Anyone who has run a marathon, a half marathon, or pretty much any race, has probably tapered. We taper down to an event, running less and slower, so that on race day our legs are fresh and ready to go. After the big day, however, it can seem like you’ve entered into another race — a race to get back to training as quickly as possible.
About a month ago, I raced the Chicago Marathon for the first time. My training for this race came at a stressful time in my life. At work I began teaching a new grade level, I was completing my last graduate school class, and I was finishing up my thesis. I was exhausted, stressed, and tired all the time. I often felt like my training was not up to par because of the life stress I was balancing. As the weeks passed, I began to feel anxious, ready for race day to arrive, just so it would be over and I could take some time off.
Throughout my training, I took more than a few unplanned rest days due to travel, injury scares, and just plain tiredness. With each rest day, I was weary and couldn’t help but think of others around me, getting their miles in and making it look easy. As running friends near and far finished their fall marathons and 50k’s, I started noticing a trend. After running a marathon (or more), everyone was back on the roads or trails less than a week after their race.
When I ran my second marathon in October of 2014, the Marine Corps Marathon, I was struggling with a disordered relationship with food and exercise. I could not wait to finish that race so I could take the following day off from work and eat whatever I wanted. Monday, the day following the race, I indulged in all the foods I had been telling myself were off limits for years. After running 26 miles, I finally felt I could justify what I was eating. But by Tuesday, the food and exercise guilt seeped back in. No more than 48 hours after running a marathon, I was anxious and stressed because I felt such a severe need to run. On Wednesday, I started running again and I didn’t take a break longer than that again until April of 2016 after the Boston Marathon. After that race, I took 4 days off before running again, despite a torn hamstring.
As I reflect on how I’ve handled race recovery in the past and observe how others practice recovery, I get the sense that the real race comes after the big day. It feels like everyone wants to be the first to log a run after crossing the finish line.
There is a misconception in the distance running world that the less time you take off after a big race, the better an athlete you must be.

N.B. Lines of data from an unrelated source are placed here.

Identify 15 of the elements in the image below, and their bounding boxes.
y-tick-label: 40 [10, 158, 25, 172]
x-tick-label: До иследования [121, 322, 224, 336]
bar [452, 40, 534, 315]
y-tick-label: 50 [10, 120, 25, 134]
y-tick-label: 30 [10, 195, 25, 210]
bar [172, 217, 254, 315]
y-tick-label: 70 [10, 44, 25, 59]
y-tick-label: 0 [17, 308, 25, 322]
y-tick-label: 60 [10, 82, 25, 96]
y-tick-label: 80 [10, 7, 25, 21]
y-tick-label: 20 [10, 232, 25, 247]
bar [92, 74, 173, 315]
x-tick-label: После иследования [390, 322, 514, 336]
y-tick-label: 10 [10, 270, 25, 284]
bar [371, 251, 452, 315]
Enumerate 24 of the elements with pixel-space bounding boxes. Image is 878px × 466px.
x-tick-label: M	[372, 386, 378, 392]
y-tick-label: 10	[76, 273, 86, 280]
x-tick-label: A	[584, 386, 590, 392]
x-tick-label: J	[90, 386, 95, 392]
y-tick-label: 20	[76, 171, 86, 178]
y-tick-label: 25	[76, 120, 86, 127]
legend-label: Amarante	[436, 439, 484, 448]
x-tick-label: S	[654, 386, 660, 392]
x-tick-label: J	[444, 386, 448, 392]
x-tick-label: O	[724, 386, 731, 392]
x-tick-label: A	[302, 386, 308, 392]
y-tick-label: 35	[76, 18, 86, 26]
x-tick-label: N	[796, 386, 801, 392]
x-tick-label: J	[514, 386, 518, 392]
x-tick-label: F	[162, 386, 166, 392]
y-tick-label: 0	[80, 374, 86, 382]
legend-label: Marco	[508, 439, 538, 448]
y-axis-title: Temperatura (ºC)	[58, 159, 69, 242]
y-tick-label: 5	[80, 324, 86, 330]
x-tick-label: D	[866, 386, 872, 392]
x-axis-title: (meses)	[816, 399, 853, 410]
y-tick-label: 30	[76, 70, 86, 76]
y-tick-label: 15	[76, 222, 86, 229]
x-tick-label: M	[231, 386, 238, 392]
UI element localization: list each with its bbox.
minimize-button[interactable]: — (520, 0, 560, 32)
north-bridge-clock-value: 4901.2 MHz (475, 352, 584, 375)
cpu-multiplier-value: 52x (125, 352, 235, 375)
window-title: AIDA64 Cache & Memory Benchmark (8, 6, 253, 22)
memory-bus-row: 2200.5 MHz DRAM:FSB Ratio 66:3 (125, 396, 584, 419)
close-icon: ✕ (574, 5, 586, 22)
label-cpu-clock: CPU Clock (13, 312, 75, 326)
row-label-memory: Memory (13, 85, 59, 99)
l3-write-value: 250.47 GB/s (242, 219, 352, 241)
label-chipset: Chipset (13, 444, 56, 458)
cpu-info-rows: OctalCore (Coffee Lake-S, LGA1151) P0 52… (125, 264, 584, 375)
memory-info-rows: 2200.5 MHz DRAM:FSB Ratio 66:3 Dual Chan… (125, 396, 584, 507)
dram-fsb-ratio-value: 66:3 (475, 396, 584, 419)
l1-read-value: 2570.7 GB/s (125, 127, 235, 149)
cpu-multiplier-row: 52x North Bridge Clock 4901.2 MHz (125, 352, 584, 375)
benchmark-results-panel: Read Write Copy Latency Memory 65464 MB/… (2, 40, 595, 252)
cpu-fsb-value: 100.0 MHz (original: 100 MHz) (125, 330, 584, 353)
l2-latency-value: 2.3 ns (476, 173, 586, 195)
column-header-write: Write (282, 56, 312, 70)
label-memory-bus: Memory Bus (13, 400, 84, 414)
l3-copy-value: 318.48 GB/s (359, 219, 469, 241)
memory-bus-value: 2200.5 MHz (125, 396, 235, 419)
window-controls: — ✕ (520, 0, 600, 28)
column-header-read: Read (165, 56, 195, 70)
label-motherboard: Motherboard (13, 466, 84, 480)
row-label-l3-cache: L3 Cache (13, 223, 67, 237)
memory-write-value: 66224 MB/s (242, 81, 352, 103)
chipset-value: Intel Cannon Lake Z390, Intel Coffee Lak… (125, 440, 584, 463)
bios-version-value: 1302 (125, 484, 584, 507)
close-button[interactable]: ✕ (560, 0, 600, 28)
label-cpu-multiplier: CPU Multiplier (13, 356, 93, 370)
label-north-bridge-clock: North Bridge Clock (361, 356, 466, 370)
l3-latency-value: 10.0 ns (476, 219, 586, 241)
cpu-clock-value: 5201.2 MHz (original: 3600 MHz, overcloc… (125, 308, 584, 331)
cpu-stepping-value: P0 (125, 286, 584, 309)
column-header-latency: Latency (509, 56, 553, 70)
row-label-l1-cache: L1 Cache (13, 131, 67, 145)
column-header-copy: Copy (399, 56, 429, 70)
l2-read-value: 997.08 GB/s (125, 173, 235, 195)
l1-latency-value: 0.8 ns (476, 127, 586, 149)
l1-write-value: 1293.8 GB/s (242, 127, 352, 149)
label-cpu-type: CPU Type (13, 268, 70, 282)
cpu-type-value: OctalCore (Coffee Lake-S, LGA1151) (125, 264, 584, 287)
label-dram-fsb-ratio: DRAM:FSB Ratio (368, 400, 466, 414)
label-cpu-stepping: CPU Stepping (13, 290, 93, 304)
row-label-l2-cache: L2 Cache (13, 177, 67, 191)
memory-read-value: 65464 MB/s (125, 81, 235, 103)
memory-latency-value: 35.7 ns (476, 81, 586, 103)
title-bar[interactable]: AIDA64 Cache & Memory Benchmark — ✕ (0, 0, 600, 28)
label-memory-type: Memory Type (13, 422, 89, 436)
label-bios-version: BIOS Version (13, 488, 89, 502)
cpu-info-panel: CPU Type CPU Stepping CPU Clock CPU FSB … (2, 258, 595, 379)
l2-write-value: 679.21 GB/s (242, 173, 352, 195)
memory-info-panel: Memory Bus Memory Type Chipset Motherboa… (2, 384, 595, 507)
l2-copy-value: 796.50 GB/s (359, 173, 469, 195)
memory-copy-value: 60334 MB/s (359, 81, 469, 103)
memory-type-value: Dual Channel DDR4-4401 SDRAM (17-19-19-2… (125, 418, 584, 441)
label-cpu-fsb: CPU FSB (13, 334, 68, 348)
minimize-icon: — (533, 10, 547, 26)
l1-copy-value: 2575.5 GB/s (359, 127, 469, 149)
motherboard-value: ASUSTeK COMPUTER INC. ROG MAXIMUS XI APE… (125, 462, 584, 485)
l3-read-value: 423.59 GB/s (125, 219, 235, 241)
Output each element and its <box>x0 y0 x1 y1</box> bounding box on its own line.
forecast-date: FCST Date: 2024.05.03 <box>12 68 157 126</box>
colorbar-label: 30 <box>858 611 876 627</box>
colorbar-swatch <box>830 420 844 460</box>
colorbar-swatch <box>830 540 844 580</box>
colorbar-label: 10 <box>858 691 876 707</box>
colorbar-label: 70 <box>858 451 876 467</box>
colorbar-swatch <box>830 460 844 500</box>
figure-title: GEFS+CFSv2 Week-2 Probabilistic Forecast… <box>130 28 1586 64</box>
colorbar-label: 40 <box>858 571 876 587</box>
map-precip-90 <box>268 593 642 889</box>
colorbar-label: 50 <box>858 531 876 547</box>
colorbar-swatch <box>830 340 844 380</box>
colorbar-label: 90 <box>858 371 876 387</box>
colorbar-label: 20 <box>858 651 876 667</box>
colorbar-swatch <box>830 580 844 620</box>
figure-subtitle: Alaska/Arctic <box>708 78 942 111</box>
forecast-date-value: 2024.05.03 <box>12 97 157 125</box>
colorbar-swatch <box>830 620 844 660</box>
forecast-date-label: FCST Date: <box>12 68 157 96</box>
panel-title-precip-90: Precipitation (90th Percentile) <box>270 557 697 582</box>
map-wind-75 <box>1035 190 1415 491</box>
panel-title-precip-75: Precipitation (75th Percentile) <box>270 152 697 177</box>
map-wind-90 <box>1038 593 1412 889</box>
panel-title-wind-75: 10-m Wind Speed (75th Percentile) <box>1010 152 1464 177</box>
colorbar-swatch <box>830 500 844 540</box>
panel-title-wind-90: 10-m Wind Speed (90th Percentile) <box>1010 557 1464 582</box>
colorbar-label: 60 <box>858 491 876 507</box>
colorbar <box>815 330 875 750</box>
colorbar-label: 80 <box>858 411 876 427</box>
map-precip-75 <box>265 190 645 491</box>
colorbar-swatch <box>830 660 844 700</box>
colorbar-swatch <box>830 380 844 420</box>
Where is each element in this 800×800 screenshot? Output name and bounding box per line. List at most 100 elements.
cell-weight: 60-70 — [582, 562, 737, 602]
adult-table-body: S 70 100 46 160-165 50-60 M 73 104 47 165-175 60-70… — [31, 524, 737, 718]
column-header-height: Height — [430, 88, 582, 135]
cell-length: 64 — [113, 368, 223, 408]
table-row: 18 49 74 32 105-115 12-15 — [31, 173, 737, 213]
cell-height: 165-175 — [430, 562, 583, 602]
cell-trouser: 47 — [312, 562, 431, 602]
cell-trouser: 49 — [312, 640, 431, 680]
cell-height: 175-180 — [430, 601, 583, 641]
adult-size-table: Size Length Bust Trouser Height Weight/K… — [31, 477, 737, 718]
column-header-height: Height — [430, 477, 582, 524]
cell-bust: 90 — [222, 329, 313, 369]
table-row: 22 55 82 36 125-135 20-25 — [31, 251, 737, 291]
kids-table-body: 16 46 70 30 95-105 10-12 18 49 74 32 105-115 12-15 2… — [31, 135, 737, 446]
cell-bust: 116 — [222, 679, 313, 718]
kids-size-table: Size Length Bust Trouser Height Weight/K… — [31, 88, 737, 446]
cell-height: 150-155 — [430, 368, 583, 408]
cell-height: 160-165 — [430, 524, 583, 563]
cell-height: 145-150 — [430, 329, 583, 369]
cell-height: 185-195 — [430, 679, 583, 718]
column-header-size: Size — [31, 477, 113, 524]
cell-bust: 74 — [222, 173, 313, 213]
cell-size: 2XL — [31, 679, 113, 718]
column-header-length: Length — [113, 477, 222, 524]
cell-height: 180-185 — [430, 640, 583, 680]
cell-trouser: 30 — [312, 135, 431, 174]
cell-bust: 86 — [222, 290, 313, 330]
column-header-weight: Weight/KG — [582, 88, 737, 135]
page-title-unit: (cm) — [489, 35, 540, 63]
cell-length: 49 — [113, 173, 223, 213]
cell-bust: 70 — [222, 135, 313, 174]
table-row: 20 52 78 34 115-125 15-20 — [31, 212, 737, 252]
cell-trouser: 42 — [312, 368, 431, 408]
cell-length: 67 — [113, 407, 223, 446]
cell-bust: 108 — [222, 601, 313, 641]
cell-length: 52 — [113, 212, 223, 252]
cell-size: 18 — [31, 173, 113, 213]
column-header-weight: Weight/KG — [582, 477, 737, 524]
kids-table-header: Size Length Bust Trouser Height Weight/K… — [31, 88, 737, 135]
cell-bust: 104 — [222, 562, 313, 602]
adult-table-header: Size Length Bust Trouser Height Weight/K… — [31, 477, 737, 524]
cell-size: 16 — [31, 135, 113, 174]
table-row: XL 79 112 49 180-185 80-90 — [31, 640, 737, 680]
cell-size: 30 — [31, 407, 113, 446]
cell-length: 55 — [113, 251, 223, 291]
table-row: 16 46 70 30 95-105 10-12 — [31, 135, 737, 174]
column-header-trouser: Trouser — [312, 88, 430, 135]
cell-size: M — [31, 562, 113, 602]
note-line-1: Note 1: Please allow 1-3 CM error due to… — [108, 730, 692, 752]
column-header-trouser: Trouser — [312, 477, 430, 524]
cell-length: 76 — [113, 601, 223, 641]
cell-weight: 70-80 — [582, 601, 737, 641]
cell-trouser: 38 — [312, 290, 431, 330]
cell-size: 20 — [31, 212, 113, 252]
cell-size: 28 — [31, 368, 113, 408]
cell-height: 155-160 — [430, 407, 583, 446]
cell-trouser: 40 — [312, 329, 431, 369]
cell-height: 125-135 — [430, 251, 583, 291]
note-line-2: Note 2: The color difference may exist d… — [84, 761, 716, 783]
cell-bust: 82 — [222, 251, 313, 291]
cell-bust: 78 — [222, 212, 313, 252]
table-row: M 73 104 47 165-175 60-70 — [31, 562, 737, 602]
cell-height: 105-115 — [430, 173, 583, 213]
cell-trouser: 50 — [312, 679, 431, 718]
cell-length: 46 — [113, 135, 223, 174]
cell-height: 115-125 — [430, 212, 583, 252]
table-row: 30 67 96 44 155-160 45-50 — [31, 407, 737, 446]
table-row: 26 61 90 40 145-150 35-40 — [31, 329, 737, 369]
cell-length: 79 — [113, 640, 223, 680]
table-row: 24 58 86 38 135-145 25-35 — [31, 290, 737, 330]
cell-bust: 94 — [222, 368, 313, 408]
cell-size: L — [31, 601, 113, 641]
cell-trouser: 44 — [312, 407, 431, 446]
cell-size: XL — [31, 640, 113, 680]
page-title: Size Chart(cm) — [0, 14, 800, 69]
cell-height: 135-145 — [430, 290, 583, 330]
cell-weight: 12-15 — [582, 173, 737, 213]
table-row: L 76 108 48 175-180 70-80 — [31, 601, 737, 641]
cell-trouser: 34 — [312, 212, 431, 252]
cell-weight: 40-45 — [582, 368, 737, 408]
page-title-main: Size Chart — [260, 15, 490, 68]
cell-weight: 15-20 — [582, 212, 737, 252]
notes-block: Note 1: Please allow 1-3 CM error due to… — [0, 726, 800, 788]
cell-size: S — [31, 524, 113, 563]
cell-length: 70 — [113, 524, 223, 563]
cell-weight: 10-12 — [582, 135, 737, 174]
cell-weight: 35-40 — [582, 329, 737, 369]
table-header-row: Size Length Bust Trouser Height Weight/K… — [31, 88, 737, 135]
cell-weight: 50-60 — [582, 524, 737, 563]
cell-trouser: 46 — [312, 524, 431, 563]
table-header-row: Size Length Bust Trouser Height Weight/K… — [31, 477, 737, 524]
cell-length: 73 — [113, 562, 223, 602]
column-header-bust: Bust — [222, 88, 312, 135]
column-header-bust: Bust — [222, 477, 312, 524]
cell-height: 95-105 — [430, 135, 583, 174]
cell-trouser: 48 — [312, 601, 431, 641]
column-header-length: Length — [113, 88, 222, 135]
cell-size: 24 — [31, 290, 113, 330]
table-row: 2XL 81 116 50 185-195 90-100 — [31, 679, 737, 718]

Before Chicago, I knew I would need some serious down time post-race but I also worried about what others around me would think if I took more than a few days off of running. I feared being viewed as lazy or weak. But the more I thought about it, the more I realized that these thoughts were reminiscent of the eating disorder that once consumed me. I was succumbing to the trap of comparison and I was failing to focus on what my body needed.
Despite the rollercoaster my training took me on, Chicago turned out to be the race of my life (so far), and I ran an 8 minute personal record. After the race, I forced the negative comparison thoughts out of my head and told myself I would truly recover before I laced up again. I ended up taking 8 of the 14 days following the race completely off. The days that I did happen to run I ran easy and I ran because I truly wanted to. In the three weeks after the race, whenever I put my shoes on, before I headed out the door I asked myself why I was running. If my gut said anything other other than “because I feel like it”, I turned around and enjoyed another day off (#RestDayBrags). If I ran because I felt like I needed to or I felt like I would “get out of shape” then I knew I wasn’t truly honoring my body.
Tapering down to a big race is important to achieving your short term race goals, but tapering back up is even more important if you hope to have a long, healthy running life.
It wasn’t until last week, four weeks post-race, that I ran my typical 6-day training week again, and even that was lower than average mileage. During my taper leading up to the race I ran a light workout and a 10-mile long run. This past week I ran the same light workout and the same 10 mile long run I ran during my taper — and it felt even easier. After some extra time off and easing back into it, I feel more ready to train hard than I have in a very long time. Tapering down to a big race is important to achieving your short term race goals, but tapering back up is even more important if you hope to have a long, healthy running life.